Pas cette fois. Ils n’ont pas répondu à mes coups de fil. Non, je plaisante, ils sont très occupés et préparent un album. Parmi les musiciens, il y a le saxophoniste Stuart Bogie qui a joué avec TV on The Radio. Il a aussi son propre groupe afro pop Antibalas, un peu dans l’esprit de Fela Kuti, c’est excellent. Qui d’autre ? Thomas Bartlett d’Antony & the Johnsons est venu jouer du piano. Et puis mon ami accordéoniste Robert Burger joue sur le dernier morceau de l’album, il a notamment travaillé avec John Zorn.
Kiss Each Other Clean est un album foisonnant, usant d’une multitude d’ambiances. Combien d’instruments jouez-vous sur l’album ?
Beaucoup. Je n’en ai aucune idée. Je joue de la guitare électrique et folk, des claviers, pas mal de percussions aussi. Cela nous a pris neuf mois pour venir à bout de ce disque. J’ai envisagé l’enregistrement comme une toile à peindre. Le ton de l’album m’est apparu plus tard. Je suis d’abord allé à Chicago avec la section rythmique, pour enregistrer les pistes basiques de chaque chanson. Puis je suis retourné chez moi, et j’ai commencé à retravailler les guitares, les vocaux. Puis vous savez, vous laissez le matériel de côté un moment, puis lorsque vous revenez sur le morceau un mois plus tard avec l’esprit plus clair, vous commencez à écarter certains éléments puis à en ajouter d’autres. Et finalement, la partie de synthétiseur que vous avez ajoutée vous entraîne vers une nouvelle direction. C’est le même procédé que pour un peintre. C’est en tout cas mon processus d’enregistrement.
La sensibilité afro-pop de The Shepherd’s Dog se prolonge sur ce nouvel album, mais on note aussi davantage d’harmonies vocales, un soin particulier porté aux mélodies.

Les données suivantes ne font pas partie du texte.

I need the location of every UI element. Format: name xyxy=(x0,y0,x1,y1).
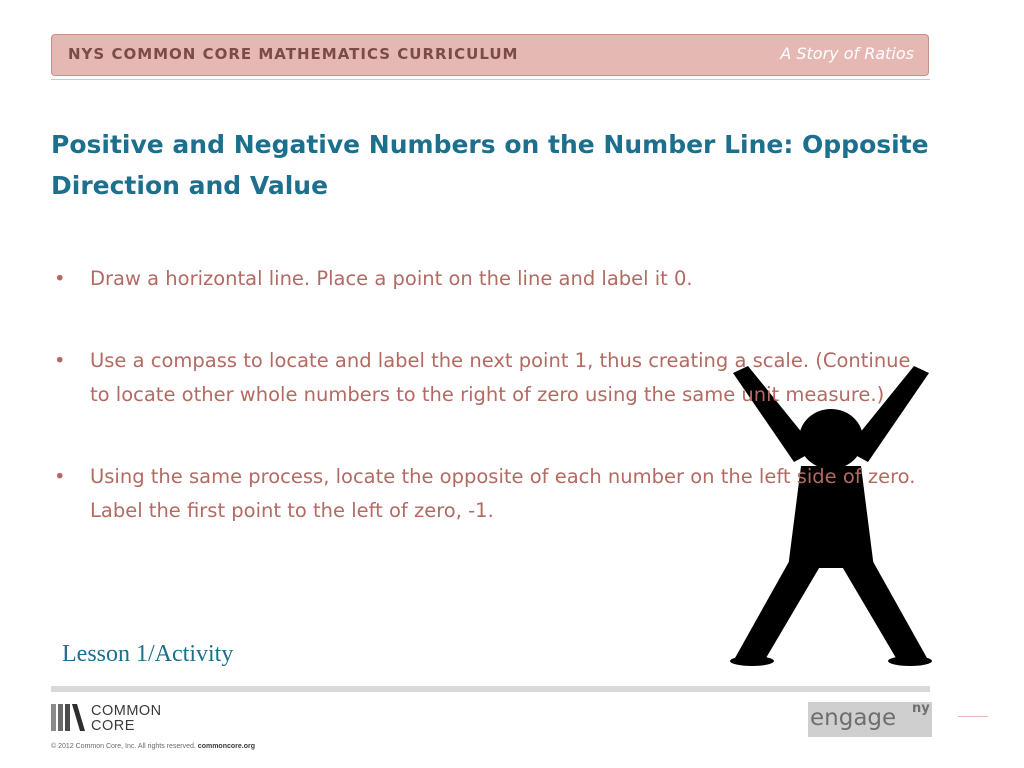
instruction-text: Draw a horizontal line. Place a point on the line and label it 0. xyxy=(90,267,693,290)
footer-divider xyxy=(51,686,930,692)
decorative-rule xyxy=(958,716,988,717)
story-subtitle: A Story of Ratios xyxy=(780,44,914,63)
curriculum-header xyxy=(51,34,929,76)
logo-line-core: CORE xyxy=(91,718,135,734)
lesson-label: Lesson 1/Activity xyxy=(62,641,234,667)
instruction-text: Using the same process, locate the opposite of each number on the left side of zero. Label the first point to the left of zero, -1. xyxy=(90,465,916,522)
instruction-item xyxy=(51,344,931,412)
instruction-text: Use a compass to locate and label the next point 1, thus creating a scale. (Continue to locate other whole numbers to the right of zero using the same unit measure.) xyxy=(90,349,911,406)
copyright-notice xyxy=(51,743,255,750)
instruction-item xyxy=(51,460,931,528)
curriculum-title: NYS COMMON CORE MATHEMATICS CURRICULUM xyxy=(68,45,519,63)
commoncore-link[interactable]: commoncore.org xyxy=(197,743,255,750)
instruction-item xyxy=(51,262,931,296)
instruction-list xyxy=(51,262,931,528)
bullet-marker: • xyxy=(54,349,66,372)
bullet-marker: • xyxy=(54,267,66,290)
copyright-text: © 2012 Common Core, Inc. All rights reserved. xyxy=(51,743,196,750)
engage-logo-text: engage xyxy=(810,705,897,731)
engage-logo-superscript: ny xyxy=(912,701,930,716)
logo-line-common: COMMON xyxy=(91,703,162,719)
common-core-logo-icon xyxy=(51,704,85,731)
bullet-marker: • xyxy=(54,465,66,488)
header-divider xyxy=(51,79,930,80)
slide-title: Positive and Negative Numbers on the Number Line: Opposite Direction and Value xyxy=(51,130,929,200)
common-core-logo-text xyxy=(91,704,162,734)
engageny-logo xyxy=(808,702,932,737)
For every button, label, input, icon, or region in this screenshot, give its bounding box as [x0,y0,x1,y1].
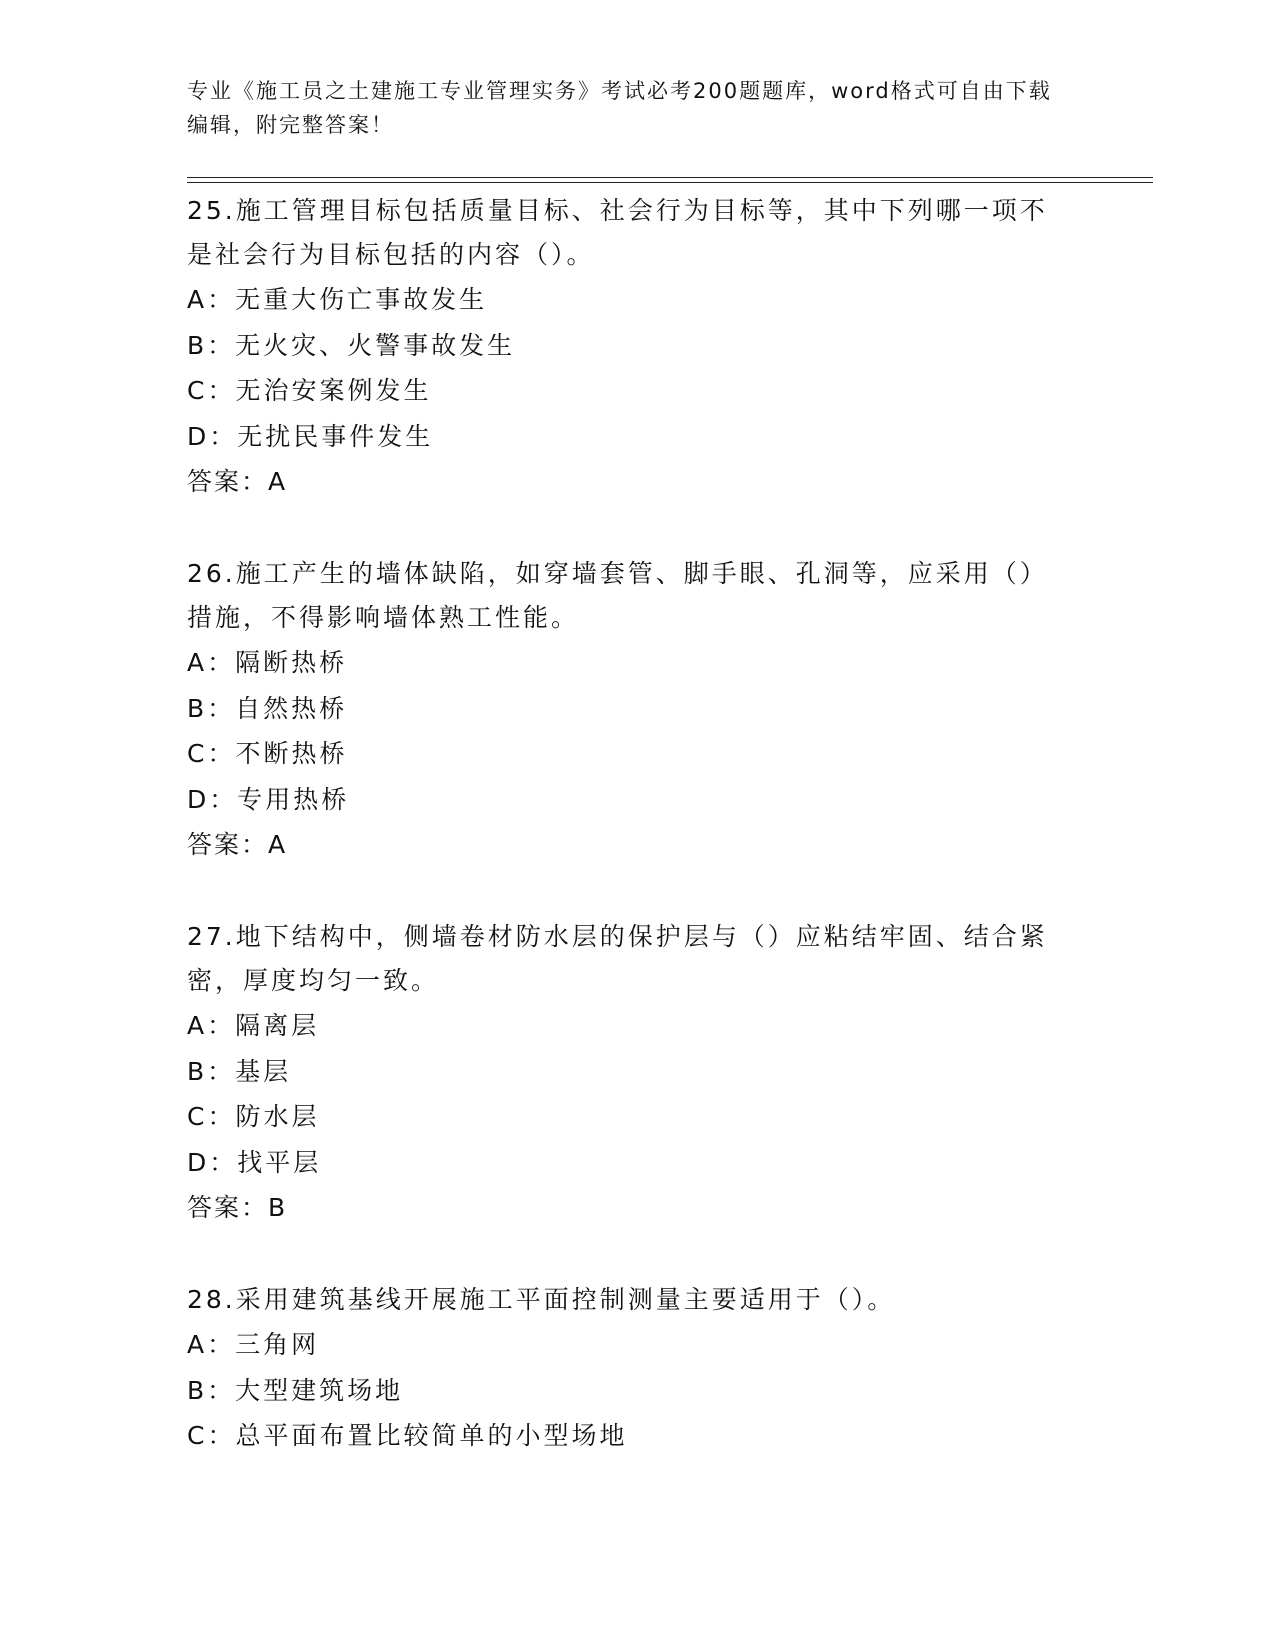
question-26 [187,552,1067,868]
answer-label: 答案：A [187,830,288,859]
option-a: A：隔离层 [187,1011,320,1040]
option-d: D：找平层 [187,1147,322,1177]
option-c: C：总平面布置比较简单的小型场地 [187,1421,628,1450]
header-rule-top [187,177,1153,178]
answer-label: 答案：B [187,1193,288,1222]
document-header: 专业《施工员之土建施工专业管理实务》考试必考200题题库，word格式可自由下载编辑，附完整答案！ [187,79,1052,137]
question-stem: 26.施工产生的墙体缺陷，如穿墙套管、脚手眼、孔洞等，应采用（）措施，不得影响墙体熟工性能。 [187,559,1048,632]
question-stem: 25.施工管理目标包括质量目标、社会行为目标等，其中下列哪一项不是社会行为目标包括的内容（）。 [187,196,1048,269]
option-c: C：无治安案例发生 [187,376,432,405]
option-b: B：大型建筑场地 [187,1375,404,1405]
question-25 [187,189,1067,505]
option-d: D：无扰民事件发生 [187,421,434,451]
option-b: B：无火灾、火警事故发生 [187,330,516,360]
option-b: B：基层 [187,1056,292,1086]
answer-label: 答案：A [187,467,288,496]
option-a: A：隔断热桥 [187,648,348,677]
option-a: A：三角网 [187,1330,320,1359]
option-d: D：专用热桥 [187,784,350,814]
option-c: C：不断热桥 [187,739,348,768]
option-a: A：无重大伤亡事故发生 [187,285,488,314]
question-27 [187,915,1067,1231]
option-c: C：防水层 [187,1102,320,1131]
question-28 [187,1278,1067,1459]
header-rule-bottom [187,182,1153,183]
option-b: B：自然热桥 [187,693,348,723]
question-stem: 28.采用建筑基线开展施工平面控制测量主要适用于（）。 [187,1285,896,1314]
question-stem: 27.地下结构中，侧墙卷材防水层的保护层与（）应粘结牢固、结合紧密，厚度均匀一致。 [187,922,1048,995]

Je suis d’accord. J’ai grandi chez mes parents en écoutant de la Motown, du R’n’B. Beaucoup de ces chansons usaient d’harmonies vocales et d’arrangements. Ce n’était pas seulement que des harmonies, mais aussi du Doo Wop, des chœurs superposant différentes mélodies. Cette richesse me fascinait.
Une sensibilité soul, inédite jusqu’ici dans votre musique, est aussi très perceptible sur « Glad Man Singing ».
Oui. J’aime ce genre d’harmonies, la musique jamaïcaine aussi. Au fond il est probablement toujours question de la même chose : beaucoup de ces chansons sont en clé majeure, ceci leur conférant une certaine lumière. Mais je pense que les harmonies vocales apportent probablement ce plus qui fait toute la différence, au-delà d’une simple pop song.
Vocalement, on vous sent aussi de plus en plus confiant.
Oui, cela m’a pris beaucoup de temps. Avec le temps, vous apprenez à bien utiliser votre voix. Encore une fois, il s’agissait de ne pas refaire le même disque. Je me suis dis : qu’est-ce que je peux changer cette fois ? Auparavant on utilisait une guitare acoustique, maintenant une électrique. Avant je murmurais tout, cette fois on chantera ! Parfois, c’est la manière de le dire qui compte.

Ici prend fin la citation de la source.